The wonders of the universe…

Here I sit, the Geminid meteor shower lighting the sky above me (counted 21 streaks in the last 30 minutes), and I’m slowly recovering from the loss of my father.

I don’t feel the pangs of pain every few minutes and then every hour or so like I did months ago.

The waves of loss crash against the shore of my ego, my personality, less frequently.

Instead, I feel the weight of responsibility of being the eldest male in Dad’s lineage pressing down on my shoulders.

Not repressively.

Just strong enough to remind me that I no longer depend on Dad for advice — it has to come from within or elsewhere.

How much of Dad’s subculture do I keep perpetuating?

What of his beliefs that aren’t mine do I want to carry on?

Meteor and comet dust turn into plasma as they vaporise.

Dad’s life had a meteoric rise, shining brightly, and then faded into ashes and dust.

Remembering him here and now is therapeutic.

No one will remember the meteor or comet dust I saw burn up in the sky.

I may have shared a view of them together with members of my species, some aware of the physics and chemistry involved, some wishing on a falling star, perhaps others seeing omens or other talismans of change.

In subcultural pockets are people who ask why saying “Merry Christmas” or referring to a decorated conifer as a “Christmas tree” is not as popular as it once was.

Instead of asking why, ask why not?  Keep referencing the labels as often as you please, disregarding the beliefs of others, regardless of their sharing your view.

I loved and feared my father for who he was, not who I wanted him to be.

His power over me began when I was conceived, the result of a chain of events over which I had no control.

Same for the meteor shower tonight — all seven billion of us can think and believe away the meteors as hard as we want and they’ll just keep getting sucked into Earth’s gravitational pull or run into Earth as each follows its own path.

Our central nervous systems are capable of quite a lot.

We can imagine great skyscrapers in our dreams that become reality within years.

We can send satellites to the edge of our solar system within decades of conception.

Yet, we cannot stop the universe from existing around us.
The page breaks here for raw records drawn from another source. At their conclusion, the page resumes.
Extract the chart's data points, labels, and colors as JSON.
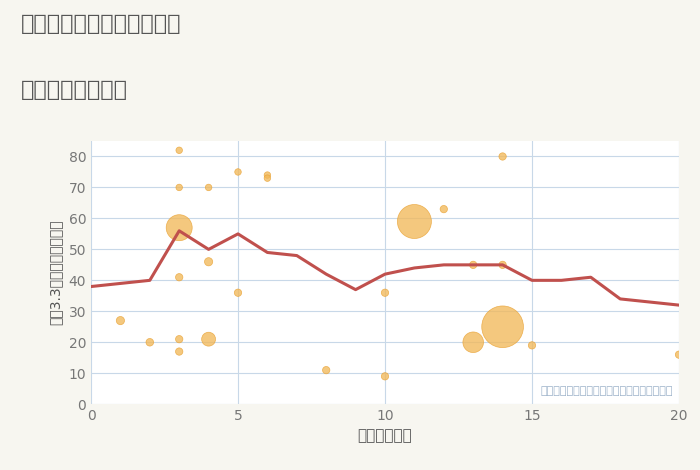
{
  "title_line1": "大阪府大阪市西成区津守の",
  "title_line2": "駅距離別土地価格",
  "xlabel": "駅距離（分）",
  "ylabel": "平（3.3㎡）単価（万円）",
  "annotation": "円の大きさは、取引のあった物件面積を示す",
  "fig_bg_color": "#f7f6f0",
  "plot_bg_color": "#ffffff",
  "grid_color": "#c8d8e8",
  "line_color": "#c0504d",
  "scatter_facecolor": "#f2b95a",
  "scatter_edgecolor": "#e8a030",
  "scatter_alpha": 0.78,
  "title_color": "#555555",
  "label_color": "#555555",
  "tick_color": "#777777",
  "annotation_color": "#9ab0c8",
  "xlim": [
    0,
    20
  ],
  "ylim": [
    0,
    85
  ],
  "xticks": [
    0,
    5,
    10,
    15,
    20
  ],
  "yticks": [
    0,
    10,
    20,
    30,
    40,
    50,
    60,
    70,
    80
  ],
  "line_x": [
    0,
    1,
    2,
    3,
    4,
    5,
    6,
    7,
    8,
    9,
    10,
    11,
    12,
    13,
    14,
    15,
    16,
    17,
    18,
    19,
    20
  ],
  "line_y": [
    38,
    39,
    40,
    56,
    50,
    55,
    49,
    48,
    42,
    37,
    42,
    44,
    45,
    45,
    45,
    40,
    40,
    41,
    34,
    33,
    32
  ],
  "scatter_x": [
    1,
    2,
    3,
    3,
    3,
    3,
    3,
    3,
    4,
    4,
    4,
    5,
    5,
    6,
    6,
    8,
    10,
    10,
    11,
    12,
    13,
    13,
    14,
    14,
    14,
    15,
    20
  ],
  "scatter_y": [
    27,
    20,
    82,
    70,
    57,
    41,
    21,
    17,
    70,
    46,
    21,
    75,
    36,
    74,
    73,
    11,
    36,
    9,
    59,
    63,
    45,
    20,
    80,
    45,
    25,
    19,
    16
  ],
  "scatter_sizes": [
    35,
    30,
    22,
    22,
    350,
    28,
    28,
    28,
    22,
    35,
    100,
    22,
    28,
    22,
    22,
    28,
    28,
    28,
    600,
    28,
    28,
    220,
    28,
    28,
    900,
    28,
    28
  ]
}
The illusion of power that our social bonds create in the form of civilisations are hypnotic.

Shall I just live the rest of my life with the goal of having as much fun as I can, ignoring the social costs today and into the future, within my lifetime or for generations to come?

Can I survive on the luxuries that the profits I derived from living below my means for decades has provided?

I have, can and shall sit under the night sky and count meteor streaks.

I am not caring for the sick and lonely, instead.

I am the best example to myself of myself for myself that I choose to be.

I do not sacrifice myself for others — I am not a martyr for a cause.

I do not put the lives of overabundant animals or endangered species above that of my species.

The balance of nature is an illusion — or rather, sets of states of energy tend to move from areas of high density into areas of low density with lots of wiggle room in-between.

My father died, taking the unspoken nuances of his personal beliefs with him.  All I have to work with are the physical manifestations — his behaviours and personal/public records — upon which to act.

The vacuum where his personality existed is getting filled, changing with the mix of subcultures that interchange at different ratios than when Dad was alive.

Same as it was for his father and his father’s father before him.

Same as it will be for my nieces and nephews, their children and grandchildren.

They, for now, have my living mother’s shared subcultural beliefs with my father upon whom they depend on modifying their personalities for the sake of establishing their offspring’s belief sets.

We look up at the night sky and interpret the annual Geminid meteor shower in our own way.

As it always has been and always will be.

I’ve lost count — how many meteors have I seen disintegrating in Earth’s atmosphere tonight?